Ad un certo punto del mio percorso ho sentito la necessità di avvicinarmi al mondo della danza. Ho incontrato Raffaella in uno dei suoi seminari, e ho capito che dovevo seguirla. C’era e c’è qualcosa, nell’insegnamento e nella figura di Raffaella, che sento vicino al mio modo d’essere e di pensare la mia professione. Ho partecipato al biennio “Scritture per la danza contemporanea”, un’esperienza rivoluzionaria perché per un attore togliere le parole e mettersi dentro le ragioni del corpo è una rivoluzione totale.
Da questa esperienza è nato il collettivo Agostino Bontà. Con ex-colleghi del biennio all’inizio abbiamo deciso di operare fuori dagli spazi deputati alla scena, in strada, in appartamenti privati… Ora siamo alle prese con la nostra opera prima. Penso sia importante, partendo da un centro di forza e di identità, ricercare in ambiti lontani da sé: credo molto in questo.

Sei un’attrice giovane. Cosa ti aspetti dai prossimi anni?
Spero di riuscire a tenere aperto il dialogo con me stessa rispetto ai valori in cui credo, e di trovare persone curiose disposte a sostenere questo dialogo.

Come vedi dall’interno questa fase che sta attraversando il teatro contemporaneo? Cosa è veramente cambiato nei cartelloni e nel pubblico?
È un discorso complesso che non mi sento di affrontare. Ma alcuni effetti immediati sono sotto gli occhi di tutti. Il teatro indipendente viene relegato ad una marginalità forzata, l’accesso ai finanziamenti si riduce, le possibilità di programmazione sono quasi inesistenti. O sei dentro o sei fuori, e fuori soffia un vento che spazza via! Quello che sconvolge è che si sono trovati fuori anche artisti e compagnie con percorsi validi, importanti.

Tornando a Contemporanea, cosa hai visto di interessante?
Ho seguito poco il festival perché in quei giorni stavamo lavorando. Ma sono riuscita a vedere Astorri/Tintinelli, Roberto Latini e Claudio Morganti, tutti artisti che, pur nella loro diversità, stimo molto.

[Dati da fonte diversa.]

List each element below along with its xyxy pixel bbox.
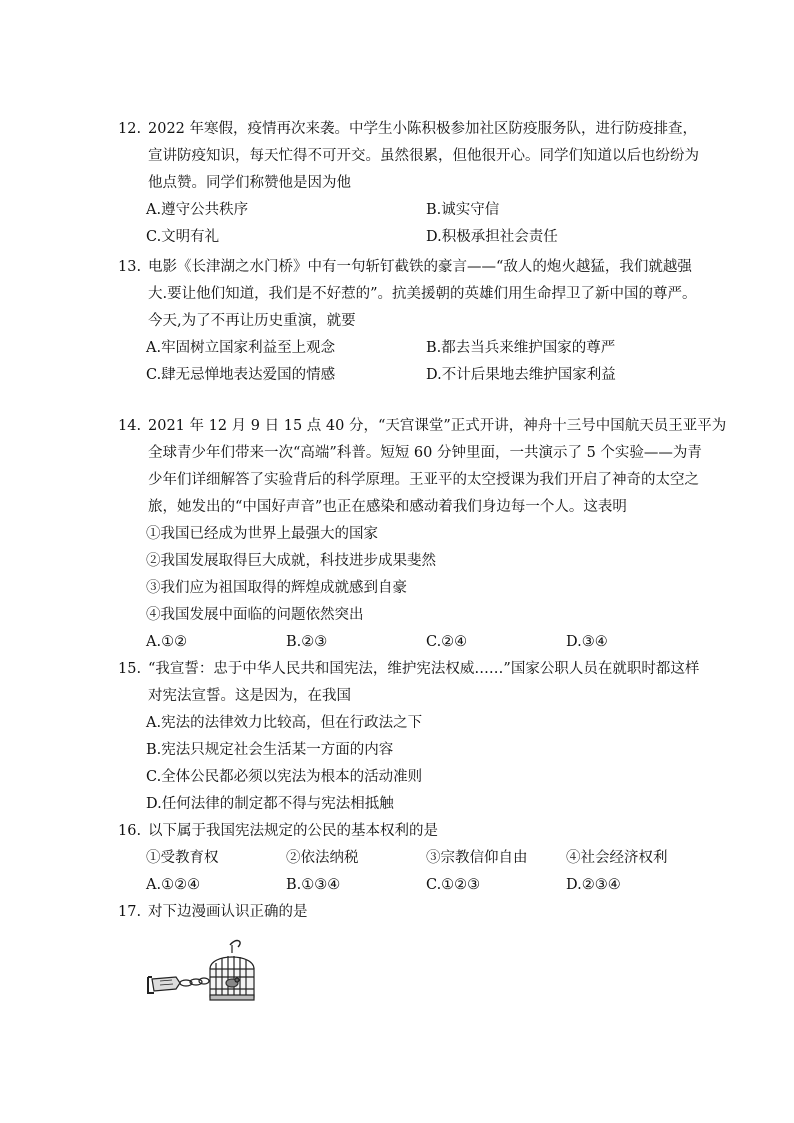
statement-3: ③宗教信仰自由 [426,850,528,866]
statement-2: ②我国发展取得巨大成就，科技进步成果斐然 [146,553,436,569]
question-number: 15. [118,661,142,677]
question-text-line: 对下边漫画认识正确的是 [148,904,308,920]
statement-1: ①受教育权 [146,850,219,866]
question-text-line: 他点赞。同学们称赞他是因为他 [148,175,351,191]
question-text-line: 今天,为了不再让历史重演，就要 [148,313,356,329]
option-a[interactable]: A.①②④ [146,877,201,893]
option-a[interactable]: A.①② [146,634,188,650]
question-text-line: 2022 年寒假，疫情再次来袭。中学生小陈积极参加社区防疫服务队，进行防疫排查， [148,121,698,137]
question-text-line: 对宪法宣誓。这是因为，在我国 [148,688,351,704]
statement-3: ③我们应为祖国取得的辉煌成就感到自豪 [146,580,407,596]
question-text-line: 电影《长津湖之水门桥》中有一句斩钉截铁的豪言——“敌人的炮火越猛，我们就越强 [148,259,692,275]
question-text-line: 2021 年 12 月 9 日 15 点 40 分，“天宫课堂”正式开讲，神舟十三号中国航天员王亚平为 [148,418,727,434]
statement-4: ④我国发展中面临的问题依然突出 [146,607,364,623]
statement-4: ④社会经济权利 [566,850,668,866]
question-text-line: 以下属于我国宪法规定的公民的基本权利的是 [148,823,438,839]
cartoon-image [146,933,256,1003]
option-b[interactable]: B.都去当兵来维护国家的尊严 [426,340,616,356]
option-d[interactable]: D.②③④ [566,877,621,893]
question-text-line: 全球青少年们带来一次“高端”科普。短短 60 分钟里面，一共演示了 5 个实验——为青 [148,445,702,461]
option-b[interactable]: B.②③ [286,634,328,650]
option-a[interactable]: A.遵守公共秩序 [146,202,249,218]
option-a[interactable]: A.宪法的法律效力比较高，但在行政法之下 [146,715,423,731]
option-d[interactable]: D.积极承担社会责任 [426,229,558,245]
option-d[interactable]: D.不计后果地去维护国家利益 [426,367,616,383]
statement-1: ①我国已经成为世界上最强大的国家 [146,526,378,542]
question-number: 16. [118,823,142,839]
question-text-line: 旅，她发出的“中国好声音”也正在感染和感动着我们身边每一个人。这表明 [148,499,627,515]
option-d[interactable]: D.任何法律的制定都不得与宪法相抵触 [146,796,394,812]
option-c[interactable]: C.文明有礼 [146,229,220,245]
option-c[interactable]: C.肆无忌惮地表达爱国的情感 [146,367,336,383]
option-c[interactable]: C.②④ [426,634,468,650]
question-number: 14. [118,418,142,434]
option-a[interactable]: A.牢固树立国家利益至上观念 [146,340,336,356]
question-number: 12. [118,121,142,137]
option-b[interactable]: B.诚实守信 [426,202,500,218]
question-text-line: “我宣誓：忠于中华人民共和国宪法，维护宪法权威……”国家公职人员在就职时都这样 [148,661,700,677]
option-c[interactable]: C.①②③ [426,877,481,893]
statement-2: ②依法纳税 [286,850,359,866]
option-c[interactable]: C.全体公民都必须以宪法为根本的活动准则 [146,769,423,785]
question-number: 17. [118,904,142,920]
option-d[interactable]: D.③④ [566,634,608,650]
question-text-line: 宣讲防疫知识，每天忙得不可开交。虽然很累，但他很开心。同学们知道以后也纷纷为 [148,148,699,164]
question-text-line: 少年们详细解答了实验背后的科学原理。王亚平的太空授课为我们开启了神奇的太空之 [148,472,699,488]
question-number: 13. [118,259,142,275]
option-b[interactable]: B.①③④ [286,877,341,893]
option-b[interactable]: B.宪法只规定社会生活某一方面的内容 [146,742,394,758]
question-text-line: 大.要让他们知道，我们是不好惹的”。抗美援朝的英雄们用生命捍卫了新中国的尊严。 [148,286,697,302]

Non si fa altro che parlare di crisi di pubblico. Tu come la vedi?
Siamo in Italia. L’ignoranza e il disinteresse per il teatro sono forti. Di pari passo, il sostegno alla cultura diminuisce.

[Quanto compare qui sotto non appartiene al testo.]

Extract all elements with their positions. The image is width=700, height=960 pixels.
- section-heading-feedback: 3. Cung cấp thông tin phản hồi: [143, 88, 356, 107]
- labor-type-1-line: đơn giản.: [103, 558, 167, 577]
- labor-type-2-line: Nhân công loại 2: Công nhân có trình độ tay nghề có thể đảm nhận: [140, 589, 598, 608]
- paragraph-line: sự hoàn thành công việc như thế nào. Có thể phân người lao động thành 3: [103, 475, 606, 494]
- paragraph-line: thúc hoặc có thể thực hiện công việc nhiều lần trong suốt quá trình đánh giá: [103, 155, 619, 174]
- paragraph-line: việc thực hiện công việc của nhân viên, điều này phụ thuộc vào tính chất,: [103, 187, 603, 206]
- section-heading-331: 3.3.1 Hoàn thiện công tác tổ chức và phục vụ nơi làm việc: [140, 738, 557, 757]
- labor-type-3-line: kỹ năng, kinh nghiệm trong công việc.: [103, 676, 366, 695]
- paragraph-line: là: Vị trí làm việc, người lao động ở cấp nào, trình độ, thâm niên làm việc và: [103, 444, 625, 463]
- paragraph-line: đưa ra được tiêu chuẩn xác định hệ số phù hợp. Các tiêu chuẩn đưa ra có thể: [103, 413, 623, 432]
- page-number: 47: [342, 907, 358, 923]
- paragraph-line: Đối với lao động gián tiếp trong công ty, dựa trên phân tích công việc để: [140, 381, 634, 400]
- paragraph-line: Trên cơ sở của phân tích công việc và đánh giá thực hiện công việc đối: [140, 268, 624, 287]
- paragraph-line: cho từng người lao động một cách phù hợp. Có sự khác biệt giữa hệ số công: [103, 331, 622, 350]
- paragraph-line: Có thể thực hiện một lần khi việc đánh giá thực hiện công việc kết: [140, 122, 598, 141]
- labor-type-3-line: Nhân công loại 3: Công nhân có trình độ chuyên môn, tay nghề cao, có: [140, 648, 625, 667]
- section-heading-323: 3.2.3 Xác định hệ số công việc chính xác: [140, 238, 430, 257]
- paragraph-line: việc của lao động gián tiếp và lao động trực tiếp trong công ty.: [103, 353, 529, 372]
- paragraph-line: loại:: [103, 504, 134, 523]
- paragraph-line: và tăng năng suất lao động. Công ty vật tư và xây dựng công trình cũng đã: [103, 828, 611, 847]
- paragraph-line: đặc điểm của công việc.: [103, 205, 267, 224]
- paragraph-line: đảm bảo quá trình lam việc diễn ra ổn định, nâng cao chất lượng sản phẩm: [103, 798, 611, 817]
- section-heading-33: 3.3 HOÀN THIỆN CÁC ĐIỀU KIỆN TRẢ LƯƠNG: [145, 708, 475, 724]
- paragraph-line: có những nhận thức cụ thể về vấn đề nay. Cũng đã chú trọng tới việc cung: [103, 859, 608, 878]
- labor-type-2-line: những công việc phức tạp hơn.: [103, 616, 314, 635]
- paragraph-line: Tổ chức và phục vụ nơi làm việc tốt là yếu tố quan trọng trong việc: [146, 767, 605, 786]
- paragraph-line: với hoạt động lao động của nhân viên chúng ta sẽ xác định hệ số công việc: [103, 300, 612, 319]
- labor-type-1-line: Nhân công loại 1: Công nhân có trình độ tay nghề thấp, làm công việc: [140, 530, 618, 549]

Eppure ultimamente si parla molto di come attrarre nuovi spettatori e, parallelamente, del ruolo della critica. Tu che posizione hai?
Lo spettatore è parte fondamentale dell’accadimento teatrale, senza questo confronto non c’è teatro. Un teatrante, anche quando prova, è in una tensione continua volta a quell’incontro. Lo spettatore assiste, è un moltiplicatore di energia. La critica dovrebbe fornire ulteriori strumenti di analisi allo spettatore e aiutare a contestualizzare un’opera, un autore. Peter Brook diceva che il critico rende sempre un importante servizio al teatro quando va a snidare l’incompetenza, chi attraversa il teatro in modo irresponsabile.

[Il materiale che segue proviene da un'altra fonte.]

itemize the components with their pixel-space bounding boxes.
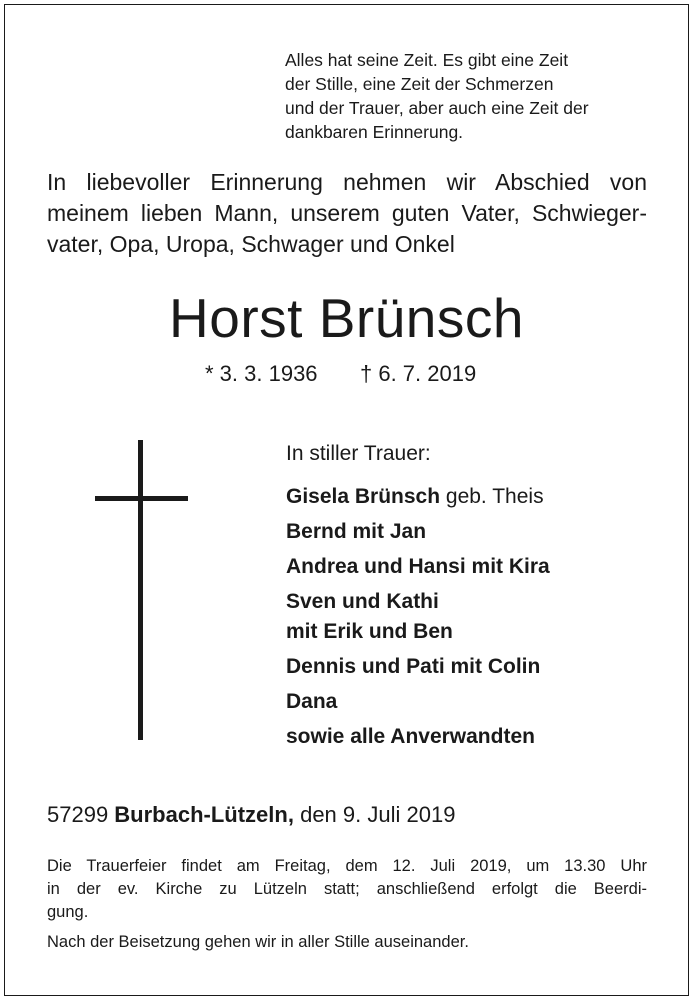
- death-date: † 6. 7. 2019: [360, 361, 477, 386]
- mourner-entry: [286, 517, 550, 547]
- mourner-name: Dennis und Pati mit Colin: [286, 655, 541, 678]
- mourning-heading: In stiller Trauer:: [286, 442, 431, 465]
- mourner-entry: [286, 722, 550, 752]
- intro-line: meinem lieben Mann, unserem guten Vater, Schwieger-: [47, 200, 647, 226]
- deceased-name: Horst Brünsch: [169, 287, 524, 349]
- mourner-entry: [286, 617, 550, 647]
- intro-line: vater, Opa, Uropa, Schwager und Onkel: [47, 231, 455, 257]
- quote-line: dankbaren Erinnerung.: [285, 122, 464, 142]
- memorial-quote: [285, 48, 645, 144]
- postal-code: 57299: [47, 802, 115, 827]
- quote-line: der Stille, eine Zeit der Schmerzen: [285, 74, 554, 94]
- quote-line: Alles hat seine Zeit. Es gibt eine Zeit: [285, 50, 569, 70]
- mourner-entry: [286, 652, 550, 682]
- place-date-line: [47, 801, 455, 829]
- mourner-name: Bernd mit Jan: [286, 520, 427, 543]
- birth-date: * 3. 3. 1936: [205, 361, 318, 386]
- ceremony-line: in der ev. Kirche zu Lützeln statt; anschließend erfolgt die Beerdi-: [47, 880, 647, 898]
- cross-icon: [138, 440, 143, 740]
- mourner-entry: [286, 482, 550, 512]
- ceremony-line: Die Trauerfeier findet am Freitag, dem 12. Juli 2019, um 13.30 Uhr: [47, 857, 647, 875]
- ceremony-line: gung.: [47, 903, 89, 921]
- mourner-name: Andrea und Hansi mit Kira: [286, 555, 550, 578]
- mourner-entry: [286, 687, 550, 717]
- mourner-entry: [286, 552, 550, 582]
- mourner-maiden-name: geb. Theis: [440, 485, 544, 508]
- ceremony-info: [47, 855, 647, 924]
- mourner-name: Sven und Kathi: [286, 590, 439, 613]
- intro-line: In liebevoller Erinnerung nehmen wir Abschied von: [47, 169, 647, 195]
- mourners-list: [286, 482, 550, 757]
- notice-date: den 9. Juli 2019: [293, 802, 456, 827]
- mourner-name: mit Erik und Ben: [286, 620, 453, 643]
- closing-note: Nach der Beisetzung gehen wir in aller Stille auseinander.: [47, 933, 469, 951]
- farewell-intro: [47, 167, 647, 260]
- cross-icon-bar: [95, 496, 188, 501]
- quote-line: und der Trauer, aber auch eine Zeit der: [285, 98, 589, 118]
- mourner-name: sowie alle Anverwandten: [286, 725, 535, 748]
- mourner-name: Gisela Brünsch: [286, 485, 441, 508]
- town-name: Burbach-Lützeln,: [114, 802, 294, 827]
- mourner-entry: [286, 587, 550, 617]
- mourner-name: Dana: [286, 690, 338, 713]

Quali sono i lavori che più ti hanno colpito tra quelli visti nell’ultimo anno?
Due, entrambi stranieri, mi hanno particolarmente colpito: “Natten” di Marten Spangberg e “Five easy pieces” di Milo Rau.

Un’ultima domanda. Alla Marzullo. Consigliaci anche due libri e due film.
Per quanto riguarda i libri consiglio “Il teatro come differenza” di Antonio Attisani (titolo felice che risuona oltre il libro), con la bellissima lettera-prefazione di Leo de Berardinis. Un libro che tengo sempre vicino e a cui torno in continuazione. Ci sono pensieri sul teatro di calda e rara lucidità.
Il secondo invece è un libro che sto leggendo in questo momento, “Domani nella battaglia pensa a me” di Javier Marías. Non l’ho ancora finito, ma lo consiglio perché ha una trama bellissima.
Invece per quanto riguarda i film consiglio “Still life”, una riflessione delicatissima sulla pietas umana, e uno che ho visto recentemente, “Lo chiamavano Jeeg Robot”: è un film italiano sorprendente [diretto da Gabriele Mainetti e scritto da Nicola Guaglianone e Menotti, con Claudio Santamaria, ndr], al di fuori da quella dicotomia film d’autore / commedia commerciale a cui siamo così abituati.